Внутри меня с каждым шагом нарастало волнение. Что я встречу там? Впереди появился свет. Тоннель превратился в знакомый коридор, заставленный оборудованием: всё искорёженное, обгорелое, местами залитое карамельного цвета пеной, которая застыла и теперь хрустит под ногами. Источник света – обычная лампочка накаливания, ватт двадцать пять, не более. Свисает с толстого жгута проводов, проложенных под потолком. Я протиснулся между завалами шкафов и, переступая разбитое стекло, подошёл к двери.
Та самая дверь.
Сглотнув, я упёрся в холодный металл и толкнул дверь от себя. Раздался скрип. Я тут же ослабил усилие: в тишине, к которой привык мой слух, в неизвестности, которая лежала впереди, мне не хотелось производить ни единого звука, не хотелось выдавать своё присутствие. Протиснувшись в приоткрытый проём, я шагнул вперёд и чуть не вскрикнул, когда моя нога наступила на что-то мягкое. Однако это оказалась лишь смятая пыльная одежда.

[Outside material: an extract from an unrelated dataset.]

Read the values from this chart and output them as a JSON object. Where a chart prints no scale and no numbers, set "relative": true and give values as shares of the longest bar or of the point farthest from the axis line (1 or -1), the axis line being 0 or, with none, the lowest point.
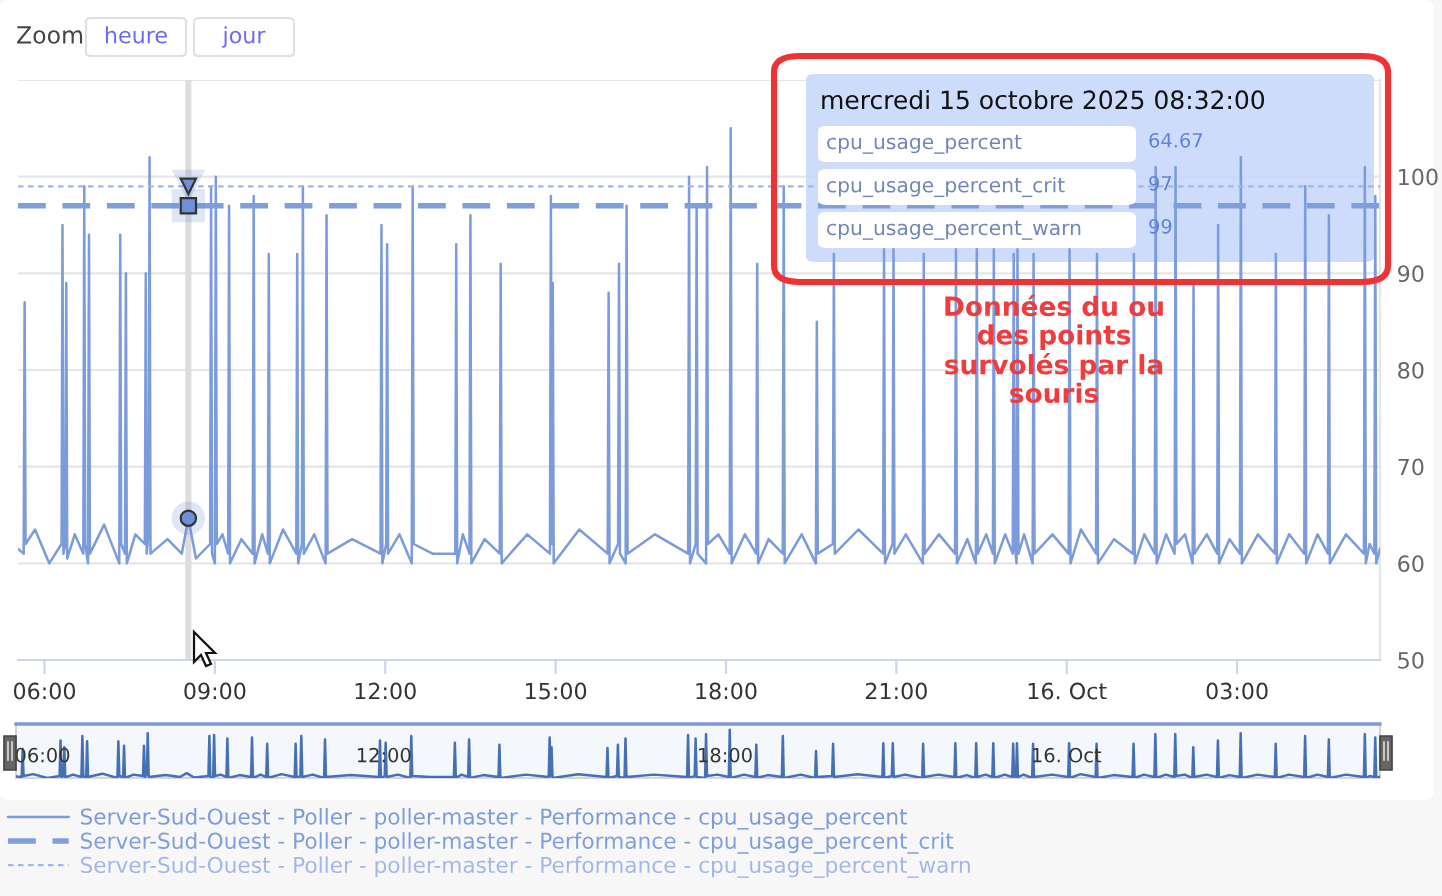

Я стоял в конце знакомого коридора. Направо – столовая. Слева палаты. Дальше – комнаты сестёр, пост охраны, а напротив него – зал отдыха с цветами… Под потолком с большими интервалами висели груши лампочек, горящих неярким, тёплым светом. Пыль в воздухе, груда погнутых штативов у стены. Атмосфера запустения. И всё же кто-то с ней боролся, для кого-то горел этот свет. Может быть, в столовой есть консервы, еда? Я открыл двери и прошёл внутрь. Стол и два стула стояли в центре зала, остальные же были в беспорядке свалены в углу. На стойке раздачи – перевязанные грубым шнуром стопки бумаг, папки с номерами, конверты… Если присмотреться, лежало всё упорядоченно, аккуратно.
– Кай?
Я замер. Тихий голос сзади – это голос Виталины! Ещё не веря в эту возможность, я обернулся: девушка стояла в дверях и смотрела на меня большими грустными глазами. На ней был серый комбинезон, какой бывает у механиков на заводе или в автосервисе. Светлые волосы растрёпаны, в руках перчатки. Она подошла ко мне, затем, бросив перчатки на пол, быстрым движением взяла мои руки, повернула ладонями вверх:
– Что с тобой?
– Порезался о столбы.
Я не знал, как реагировать на её появление. Я был рад, очень рад! Но как правильно выразить эту радость? Есть неисчислимая бесконечность разных чувств, которые мы называем этим словом – «радость». Как рассказать ей именно мою?